Ainda, considera-se essencial que as cláusulas do ACT também prevejam: (i)ausência de repasse de recursos financeiros - dada a natureza jurídica de convênio em sentido amplo do ACT, (ii) vigência do ACT; (iii) possibilidade de renúncia e de rescisão, (iv)possibilidade de aditamento, (v) forma de publicidade da delegação, (vi) forma de publicação do ACT (ou seu extrato) em Diário Oficial, e (vii) foro, no caso de judicialização.

Finalmente, cabe referir que para a celebração do ACT em matéria de delegação de licenciamento ambiental, embora seja preferível a existência de Plano de Trabalho com cronograma e atividades detalhadas para a execução do Acordo, excepcionalmente, dada a peculiaridade dessa delegação, muitas vezes com objeto cujas atividades serão executadas por diversos anos, deve-se admitir como suficiente cláusula com obrigação de apresentação de relatórios (ex.: semestral, anual, etc) a fim de permitir o acompanhamento pelo órgão delegante das atribuições que serão objeto da delegação.


5. CONCLUSÕES

Dentre as conclusões do presente estudo, que foram sendo apontadas ao longo do desenvolvimento supra do assunto, destaca-se a importância de conceber-se a divisão de competências ambientais a partir de medidas adequadas e suficientes ao bem-estar da sociedade, realizando-se a descentralização ambiental a partir da LC n°140/2011.

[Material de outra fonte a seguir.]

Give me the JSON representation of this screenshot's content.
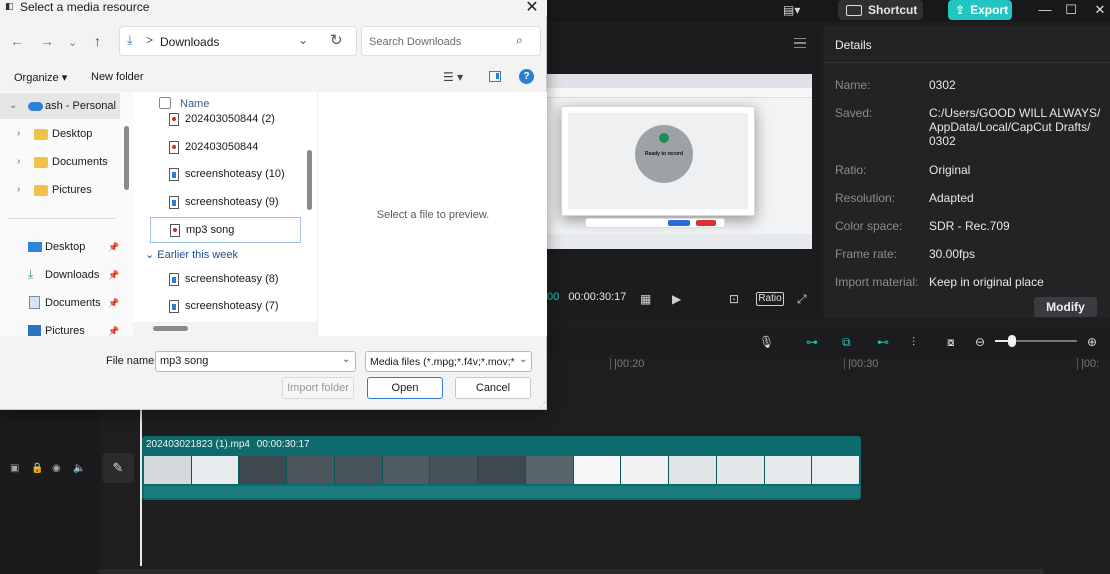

Essa LC trouxe regras de divisão de competências para fiscalizar e licenciar determinados empreendimentos ou atividades, não se descuidou de reforçar a cooperação, em um contexto de competências comuns, assim, não se deve engessar a atuação de cada ente da Federação , permitindo-se a aplicação de mecanismos de cooperação na gestão ambiental.

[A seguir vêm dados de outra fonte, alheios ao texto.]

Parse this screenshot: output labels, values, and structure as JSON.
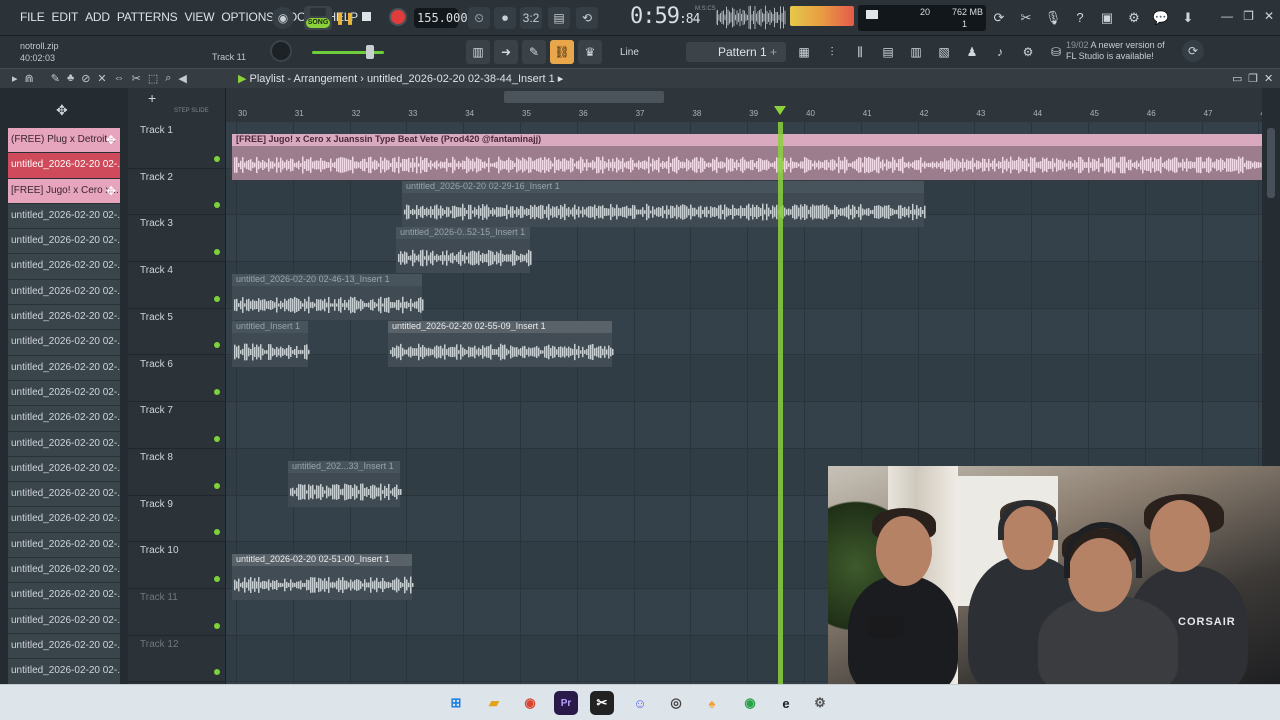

Abstraindo-se os aspectos afetos à discricionariedade técnico-administrativa, típicos do âmbito das atribuições do administrador público, admite-se juridicamente a utilização do instrumento do Acordo de Cooperação Técnica, espécie do gênero convênio em sentido amplo, com vistas à delegação do licenciamento ambiental de determinado(s) empreendimento(s), o que deverá estar explícito nesse instrumento de cooperação.

Ainda, a regularidade da delegação do licenciamento ambiental por intermédio do ACT deve observar a possibilidade de o órgão ambiental delegante avocar a execução do licenciamento ambiental objeto do ACT.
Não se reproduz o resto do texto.